The first time you run it, it will always take about a minute, since it has to precompute the activations (we’ll discuss this in class). Then when you run again, it’ll be fast.
Ohh that explains it.
@jeremy - Can you explain how did you figure this out?
Not sure I can!.. The behavior and stack trace clearly showed a race condition or similar, and it had to be in some other library since if it was in Pytorch lots of people would have seen the problem. Since opencv is pretty complex, I figured it might be there, and googled a bit.
Thanks Jeremy! Worked for me this time around. Nice work!
@metachi I just pushed a different (and hackier!) approach which is much faster - can you check again and confirm it still works for you?

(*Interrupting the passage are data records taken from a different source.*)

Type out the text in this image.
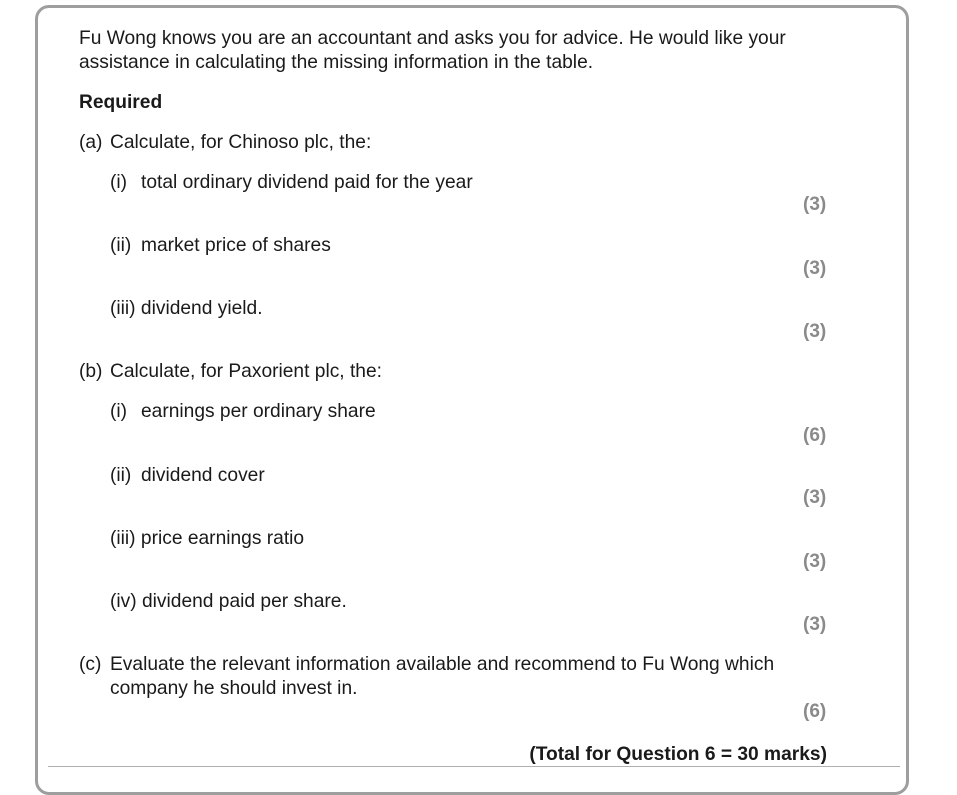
Fu Wong knows you are an accountant and asks you for advice. He would like your
assistance in calculating the missing information in the table.
Required
(a) Calculate, for Chinoso plc, the:
(i) total ordinary dividend paid for the year
(3)
(ii) market price of shares
(3)
(iii) dividend yield.
(3)
(b) Calculate, for Paxorient plc, the:
(i) earnings per ordinary share
(6)
(ii) dividend cover
(3)
(iii) price earnings ratio
(3)
(iv) dividend paid per share.
(3)
(c) Evaluate the relevant information available and recommend to Fu Wong which
company he should invest in.
(6)
(Total for Question 6 = 30 marks)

@jeremy - I can confirm this is working for me (with latest sleep changes).
The hackier (sleep) fix does not appear to be working for me. It goes fine with num_workers=0, but with 4 it hangs when calling fit again. Whatever you had before was working for me.
Thanks @jeremy It works great for me.
Aah sorry checking messages now. Good that you could replicate it in AWS.
Actually it seems the code in fastai lib is going serially, it’s the DataLoader class which is doing all the multi processing thing behind the scene. I doubt if putting a lock in fastai lib would help. i.e. fastai seems to be doing the right thing (I haven’t seen the entire code though).
I also see you are suspecting opencv.
I will check at my end by increasing shm and with your latest changes.
–
Hi @jeremy,
After pulling the latest changes from the fast.ai repo, the problem disappears for me. Thanks!
edit: I also wanted to say thanks to @apaszke - your offer to help out was very generous.
I have also not been able to reproduce the issue after pulling latest. Thanks @jeremy!
–
Yes, but it’s calling fastai.dataset, which is where the opencv issue is.
What’s your OS, GPU, python/lib versions, shared mem amount, etc? Seems that you’re the only one still reporting this problem ATM - still need to fix it, but need more details…
@jeremy
The issue is solved for me too. Thanks!
Works for me!
Now if I could get both GPUs running it…
OK this might be crazy, but I just wrote my own Dataloader class to use instead of the Pytorch one, and it’s running much faster and without any problems on my university server or my P2 instance. Try git pull
and let me know how it goes! Fingers crossed…
Okay, I pulled yesterday’s repo changes and am able to get it all to run, which is good.
But my accuracy actually went down slightly after retraining with the differential learning rate (i.e., running:learn.fit(lr, 3, cycle_len=1, cycle_mult=2), then rerunning the TTA accuracy).
The notebook indicated the accuracy was supposed to go up – is it unusual to have it go down? Is this an overfitting issue?
Confused
Maureen
It went down compared to yesterday? Compared to some other cell? Can you show us the details of what you ran exactly, and what you saw?
Here are the details:
so, first time I ran TTA accuracy was after running this:
tfms = tfms_from_model(resnet34, sz, aug_tfms=transforms_side_on, max_zoom=1.1)
data = ImageClassifierData.from_paths(PATH, tfms=tfms)
learn = ConvLearner.pretrained(resnet34, data, precompute=True)
learn.fit(1e-2, 1)
learn.precompute=False
learn.fit(1e-2, 3, cycle_len=1)
accuracy(*learn.TTA())
my accuracy was: 0.99450000000000005
I saved the model as “224_lastlayer”, reloaded it, then ran
learn.unfreeze()
lr=np.array([1e-4,1e-3,1e-2])
learn.fit(lr, 3, cycle_len=1, cycle_mult=2)
saved model as ‘224_all’ and reloaded,
ran log_preds,y = learn.TTA()
running accuracy(log_preds,y) gave me:
ACCURACY: 0.99350000000000005
So, my accuracy goes down from 0.9945 to 0.9935!
I noticed that learn.fit(lr, 3, cycle_len=1, cycle_mult=2) resulted in 7 runs? is that an issue?
output was:
[ 0. 0.04682 0.02693 0.99121]
[ 1. 0.03924 0.02231 0.99268]
[ 2. 0.03393 0.02198 0.99219]
[ 3. 0.03127 0.02144 0.99219]
[ 4. 0.02265 0.02303 0.9917 ]
[ 5. 0.0208 0.02034 0.99219]
[ 6. 0.01848 0.01948 0.99121]
The accuracy started stalling after the 3rd round, which is why I wondered if overfitting was a problem.
Should I be seeing 7 runs for the learn.fit(lr, 3, cycle_len=1, cycle_mult=2)? I would think 3, like previous time this was called with a single lr and without cycle_mult?